Let’s stop treating living beings like art projects.
Let the objections begin. Seriously, people. I might have been bad about blogging lately, but you have been abysmal about commenting. Everyone who reads this needs to post an opinion of some sort, even if it’s just about your favorite color of M&M.
What’s that you say? Baby photography isn’t a controversial subject? Nobody could possibly find fault with the immortalization of these adorable little bundles of joy? Well, it’s not baby photography per se, but a particular practice that drives me into a froth-mouthed rage.
What I’m talking about is the “naked newborn” pics. I can mentally hear you saying, “Aaaaawwww, they’re so adorable!” But I’m here to tell you, they are an evil that must be abolished! Reason 1: All human beings, no matter how young, have a right to basic dignity. A newborn has no defense against such ignominious treatment, which is why parents need to do what the child can’t.
Reason 2: Newborns are used to being in an environment that is at body temperature. It takes a while to get used to room temperature when you’ve been living in a sauna for nine months. Removing all their clothes makes them shiver. I don’t know about you, but seeing a newborn shivering cold does not make me feel good.
Reason 3: Predatory photographers at the hospital. These are the folks who swoop in, taking advantage of the beaming new parents to make a quick buck. And what do they invariably want to do? Remove the baby’s clothes to get the “naked newborn” photos. They don’t care that the child is cold; they just want to make money off of the miracle of life. And they’re harder to get rid of than bedbugs, and less polite. At least bedbugs wait until you’re asleep to bite you.

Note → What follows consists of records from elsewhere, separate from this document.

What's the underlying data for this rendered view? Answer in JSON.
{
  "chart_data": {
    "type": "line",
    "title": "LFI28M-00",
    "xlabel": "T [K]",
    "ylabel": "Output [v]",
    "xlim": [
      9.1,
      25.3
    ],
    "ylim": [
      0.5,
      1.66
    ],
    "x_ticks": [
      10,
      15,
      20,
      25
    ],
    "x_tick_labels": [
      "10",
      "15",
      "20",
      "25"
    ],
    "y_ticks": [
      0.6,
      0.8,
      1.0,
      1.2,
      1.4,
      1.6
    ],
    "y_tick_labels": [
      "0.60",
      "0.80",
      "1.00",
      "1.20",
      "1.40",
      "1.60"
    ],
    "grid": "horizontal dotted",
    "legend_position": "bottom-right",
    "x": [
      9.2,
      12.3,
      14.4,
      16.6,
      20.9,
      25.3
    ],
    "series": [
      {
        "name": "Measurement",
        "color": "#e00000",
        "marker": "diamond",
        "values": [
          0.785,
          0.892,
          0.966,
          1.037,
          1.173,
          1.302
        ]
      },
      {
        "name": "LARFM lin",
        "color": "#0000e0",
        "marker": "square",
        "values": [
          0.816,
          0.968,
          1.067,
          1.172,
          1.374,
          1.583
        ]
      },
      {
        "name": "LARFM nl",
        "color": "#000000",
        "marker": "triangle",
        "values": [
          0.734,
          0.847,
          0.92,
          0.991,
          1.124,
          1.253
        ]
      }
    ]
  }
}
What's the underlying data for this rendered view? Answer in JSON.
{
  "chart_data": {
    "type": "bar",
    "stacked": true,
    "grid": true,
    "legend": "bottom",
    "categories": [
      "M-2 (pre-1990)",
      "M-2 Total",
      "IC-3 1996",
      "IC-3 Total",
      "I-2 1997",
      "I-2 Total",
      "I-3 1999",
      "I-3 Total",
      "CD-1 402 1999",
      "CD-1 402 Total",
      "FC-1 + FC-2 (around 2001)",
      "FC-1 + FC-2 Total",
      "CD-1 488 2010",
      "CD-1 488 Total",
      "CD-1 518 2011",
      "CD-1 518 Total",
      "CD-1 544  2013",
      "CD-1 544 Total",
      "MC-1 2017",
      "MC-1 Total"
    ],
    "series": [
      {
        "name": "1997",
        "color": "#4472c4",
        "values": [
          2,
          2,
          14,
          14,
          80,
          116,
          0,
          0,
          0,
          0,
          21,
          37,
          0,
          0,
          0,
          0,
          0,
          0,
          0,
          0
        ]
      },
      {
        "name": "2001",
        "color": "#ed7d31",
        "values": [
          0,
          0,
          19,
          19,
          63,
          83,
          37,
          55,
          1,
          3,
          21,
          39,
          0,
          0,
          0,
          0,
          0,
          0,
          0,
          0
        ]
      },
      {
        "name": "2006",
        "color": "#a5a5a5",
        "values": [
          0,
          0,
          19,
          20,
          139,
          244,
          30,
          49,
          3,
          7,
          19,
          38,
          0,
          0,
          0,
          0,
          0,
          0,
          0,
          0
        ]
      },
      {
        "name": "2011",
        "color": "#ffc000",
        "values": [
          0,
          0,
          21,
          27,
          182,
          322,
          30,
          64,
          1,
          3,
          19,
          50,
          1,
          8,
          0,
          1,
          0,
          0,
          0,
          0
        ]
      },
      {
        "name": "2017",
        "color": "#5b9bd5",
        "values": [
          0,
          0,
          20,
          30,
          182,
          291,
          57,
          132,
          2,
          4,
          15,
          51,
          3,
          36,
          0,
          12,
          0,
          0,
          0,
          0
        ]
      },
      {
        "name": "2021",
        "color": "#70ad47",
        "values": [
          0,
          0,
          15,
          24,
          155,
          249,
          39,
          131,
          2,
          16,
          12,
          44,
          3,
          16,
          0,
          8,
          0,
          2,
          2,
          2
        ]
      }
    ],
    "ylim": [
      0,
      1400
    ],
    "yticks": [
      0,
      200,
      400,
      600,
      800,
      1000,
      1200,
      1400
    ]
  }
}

I’m sure most of you who are parents have had these photos taken, but I’m going to give you the benefit of the doubt and assume you never thought of things from the baby’s point of view. One counterargument might be that the baby won’t remember it. Does that mean it’s okay to steal money from an Alzheimer’s patient?
Let’s stop treating living beings like art projects.
Let the objections begin. Seriously, people. I might have been bad about blogging lately, but you have been abysmal about commenting. Everyone who reads this needs to post an opinion of some sort, even if it’s just about your favorite color of M&M.
Comments
Okay, really. Never had any naked pics, never thought of it, wouldn't have done it.
Now I do have naked pics of my youngest, and I am super happy for them. But they are the just born, getting cleaned up and weighed pictures. Why so happy for them? Because I had an emergency c-section which means I was knocked out and John not allowed in. So those pictures are the best we have for neither of us being present/awake at her birth.
The artsy pictures, however, I don't care for.
Angie, I'm just happy you stopped by.
As to your complaints about baby photographs, the shivering? Come on. That's just the playing to your weak side. Babies are tough. You can throw one down the stairs and it will be fine. Sam seemed to have no ill-effects from when I smacked him with that snow shovel, and Allison was fine when I accidentally left her in the fridge for half an hour when I set her there while making a sandwich.
Dignity? Babies spend all of their time taking dignity from adults. They keep us up at night, they force us to deal with random strangers who want to play with them because they're 'so cute' (which they're not), and they make us clean up their excrement, the lazy jerks. They owe us some dignity.
Predatory photographers? If people didn't pay them, they'd go away. This is the fault of parents. Personally, I blame the babies. If they didn't trick adults into getting past their basic creepiness, nobody would want these photos, and the photographers will go away.
By the way, Green M&M's are NOT an aphrodisiac, according to the girl I'm stalking.